Si tenga a mente tuttavia il fatto che sono innanzitutto le classi dominanti italiane e occidentali, come dimostra in lungo e in largo Aldrovandi nel suo volume, a gioire dell’incensamento di Berlinguer mandato ad effetto dai suoi epigoni, carne e sangue del resto del segretario sardo, degna prole di cotanto padre. Tramite tale melliflua rievocazione, una melassa degna di ben altri fuochi[3], è il grande capitale che trionfa del suo successo ed esulta del fatto di aver portato a compimento i suoi piani mediante gli individui cui infliggeva un danno irreparabile, celebrando precisamente il soggetto, Enrico Berlinguer e il gruppo dirigente del Pci, che ha reso possibile la realizzazione dei suoi disegni a loro discapito.

Quale miglior congedo dai corrotti eredi del vecchio Pci e persino da coloro che lo hanno affossato che le parole di Kinsey Keene al loro mondo:

 

Well, what Cambronne said to Maitland

Ere the English fire made smooth the brow of the hill

Against the sinking light of day

Say I to you, and all of you.

 

Forlì, 24 marzo 2014                                                        Franco Soldani


[1] Si veda l’ultima rivelazione in merito sul Corriere della sera del 23 marzo 2014: I Servizi aiutarono le Br a rapire Moro e a uccidere la scorta.

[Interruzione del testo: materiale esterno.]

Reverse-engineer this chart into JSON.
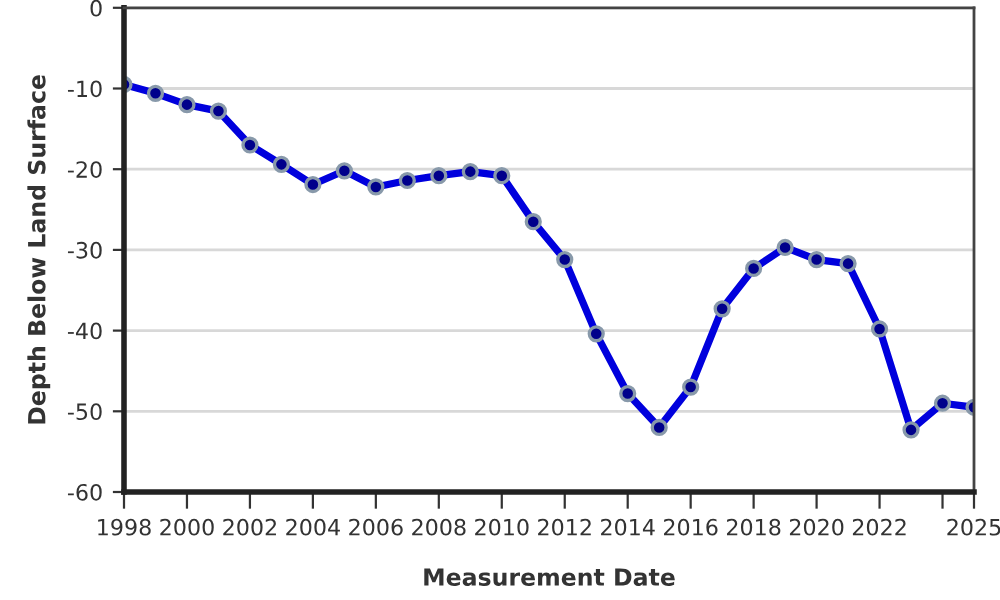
{
  "chart_data": {
    "type": "line",
    "xlabel": "Measurement Date",
    "ylabel": "Depth Below Land Surface",
    "x": [
      1998,
      1999,
      2000,
      2001,
      2002,
      2003,
      2004,
      2005,
      2006,
      2007,
      2008,
      2009,
      2010,
      2011,
      2012,
      2013,
      2014,
      2015,
      2016,
      2017,
      2018,
      2019,
      2020,
      2021,
      2022,
      2023,
      2024,
      2025
    ],
    "series": [
      {
        "color": "#0000dd",
        "values": [
          -9.5,
          -10.6,
          -12.0,
          -12.8,
          -17.0,
          -19.4,
          -21.9,
          -20.2,
          -22.2,
          -21.4,
          -20.8,
          -20.3,
          -20.8,
          -26.5,
          -31.2,
          -40.4,
          -47.8,
          -52.0,
          -47.0,
          -37.3,
          -32.3,
          -29.7,
          -31.2,
          -31.7,
          -39.8,
          -52.3,
          -49.0,
          -49.5
        ]
      }
    ],
    "xlim": [
      1998,
      2025
    ],
    "xticks": [
      1998,
      2000,
      2002,
      2004,
      2006,
      2008,
      2010,
      2012,
      2014,
      2016,
      2018,
      2020,
      2022,
      {
        "value": 2024,
        "label": null
      },
      {
        "value": 2025,
        "label": "2025"
      }
    ],
    "ylim": [
      -60,
      0
    ],
    "yticks": [
      -60,
      -50,
      -40,
      -30,
      -20,
      -10,
      0
    ],
    "grid": "y",
    "marker": "circle",
    "line_style": "solid",
    "legend": false
  }
}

[2] Si veda nel quotidiano La Stampa del 16 marzo 2014 l’articolo: Quando i comunisti mangiavano le oloturie

[3] Cfr. al proposito l’articolo di Michele Serra, quello che negli anni ’90 insieme a Gad Lerner teneva bordone al rampante D’Alema, sul giornale la Repubblica del 19 marzo 2014: Caro Enrico. Il rivoluzionario gentile che sognò un’altra politica. Della serie: quando la satira si applica a se stessa! Del resto, senza niente conoscere anch’egli del mondo contemporaneo, in questo suo compendio di aria fritta Serra ci fa sapere che la politica è ancora oggi «il motore del mondo». Ma lo vedi, avrebbe potuto dirgli Totò, che avresti fatto meglio a star zitto!